Energy production data are collected from energy production sites, such as power plants. Nearby communities reap many of the benefits and harmful effects of these production sites, though communities generally do not own or operate them themselves. Because of this relationship between communities and energy production sites, communities are increasingly finding ways to influence the types of energy production occurring at nearby sites. To encourage these community/energy production partnerships, this visualization associates each energy production site with its nearest community.
It is worth noting that (1) the sites are owned and operated by utility companies and cooperatives, (2) the benefits and harmful effects of an energy production site may extend beyond its nearest community, to other communities in the area, in a way that is not captured by this visualization, and (3) communities with no nearby energy production site do not appear on the first two maps of this visualization, but still have potential for affecting energy production in their area and should continue to the later maps to learn more.
Energy Production data were collected from the US Energy Information Administration, via form 923. This data set shows the net MWh generated by fuel type for every power plant in the US in 2018. For this visualization, we aggregated fuel types into the following categories: Coal, Gas, Petro, Nuclear, Hydroelectric, Biomass, Solar, Wind, Geothermal, and Other. The other category includes Trash, Tires, Storage, Purchased Steam, and Unknown.
We also added energy production estimates for seven community solar gardens from the NREL Community Solar Project Database.
We show resource potential for four renewable energy technologies: solar, wind, biomass, and geothermal. A resource potential represents the amount of energy that may be available for a given technology in a given area. It does not suggest anything about the economical or environmental costs of producing this energy. For example, solar energy resource potential tells us how much energy could be captured if an entire area were covered in solar panels; it does not indicate what would be a realistic area to put solar panels.
To determine the resource potentials associated with each community, we examined the areas within the community boundary as well as a small area around the communities. For biomass, we considered the county containing the community, because biomass availability data were recorded at the county level. For the other technologies, we considered the community and a 5-10 km area around it.
Potentials for newer renewable energy technologies were calculated from data sets provided by the National Renewable Energy Laboratory.
Solar: Solar energy potential was provided by NREL as average annual kWh/km^2/day at ~10 km resolution.
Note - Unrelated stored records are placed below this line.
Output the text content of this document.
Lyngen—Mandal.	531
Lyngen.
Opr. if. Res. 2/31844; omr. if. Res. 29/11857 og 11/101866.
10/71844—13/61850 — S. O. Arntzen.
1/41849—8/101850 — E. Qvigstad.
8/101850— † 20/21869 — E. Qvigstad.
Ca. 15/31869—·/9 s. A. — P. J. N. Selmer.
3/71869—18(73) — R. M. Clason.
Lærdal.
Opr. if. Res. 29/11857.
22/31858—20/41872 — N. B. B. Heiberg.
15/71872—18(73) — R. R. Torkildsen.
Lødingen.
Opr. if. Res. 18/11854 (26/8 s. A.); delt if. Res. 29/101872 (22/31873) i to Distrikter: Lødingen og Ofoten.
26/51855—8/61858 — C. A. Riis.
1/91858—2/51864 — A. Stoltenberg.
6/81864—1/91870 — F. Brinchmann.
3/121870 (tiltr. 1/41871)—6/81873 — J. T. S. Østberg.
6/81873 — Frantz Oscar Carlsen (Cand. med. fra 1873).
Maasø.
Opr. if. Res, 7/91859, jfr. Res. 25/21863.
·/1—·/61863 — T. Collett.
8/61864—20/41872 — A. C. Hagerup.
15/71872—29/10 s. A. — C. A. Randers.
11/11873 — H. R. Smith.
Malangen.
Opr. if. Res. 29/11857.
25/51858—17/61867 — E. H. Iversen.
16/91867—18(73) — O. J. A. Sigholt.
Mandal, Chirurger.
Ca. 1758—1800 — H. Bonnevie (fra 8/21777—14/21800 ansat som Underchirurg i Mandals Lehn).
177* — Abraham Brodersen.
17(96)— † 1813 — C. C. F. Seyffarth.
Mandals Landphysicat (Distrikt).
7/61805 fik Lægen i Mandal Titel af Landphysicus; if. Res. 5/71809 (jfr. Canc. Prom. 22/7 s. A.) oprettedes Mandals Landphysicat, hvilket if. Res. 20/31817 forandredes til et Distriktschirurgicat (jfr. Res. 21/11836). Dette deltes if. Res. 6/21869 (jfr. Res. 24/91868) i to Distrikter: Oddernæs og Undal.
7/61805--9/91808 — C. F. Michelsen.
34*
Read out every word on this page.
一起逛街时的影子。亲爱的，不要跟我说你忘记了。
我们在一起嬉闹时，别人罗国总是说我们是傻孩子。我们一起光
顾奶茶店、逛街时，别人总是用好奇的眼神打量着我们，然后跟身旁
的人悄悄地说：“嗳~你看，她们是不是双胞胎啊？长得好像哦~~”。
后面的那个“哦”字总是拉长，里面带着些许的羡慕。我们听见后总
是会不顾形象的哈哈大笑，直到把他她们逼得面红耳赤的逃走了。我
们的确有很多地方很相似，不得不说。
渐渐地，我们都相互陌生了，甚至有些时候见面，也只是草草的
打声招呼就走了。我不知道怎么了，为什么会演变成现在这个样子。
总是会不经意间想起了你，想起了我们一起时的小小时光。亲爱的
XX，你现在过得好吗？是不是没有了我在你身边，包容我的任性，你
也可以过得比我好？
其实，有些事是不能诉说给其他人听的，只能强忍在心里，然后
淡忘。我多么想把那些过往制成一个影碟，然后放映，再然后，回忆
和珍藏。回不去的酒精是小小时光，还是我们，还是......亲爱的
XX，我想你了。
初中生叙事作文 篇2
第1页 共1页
We included places with positive average solar energy potential in and around the community in our map of places with solar potential.
Wind: Wind potential was provided by NREL as a wind class designation, which is based upon the wind speeds at 10 m and 50 m heights. This vector data set was based upon data ranging in resolution from 200 m to 1 km. We included areas with a wind class of 3 or higher in our map of places with wind energy potential.
Geothermal: Geothermal potential was provided by the NREL as classes of favorability based on temperature at depth for 3 km to 10 km. We included places with a favorability class between 1 and 5 in our map of places with geothermal energy potential.
Biomass: Biomass energy Potential was provided by the NREL RE Atlas project as the power available from residue within each county. We included places residing within counties with positive biomass power available from residue in our map of places with biomass potential.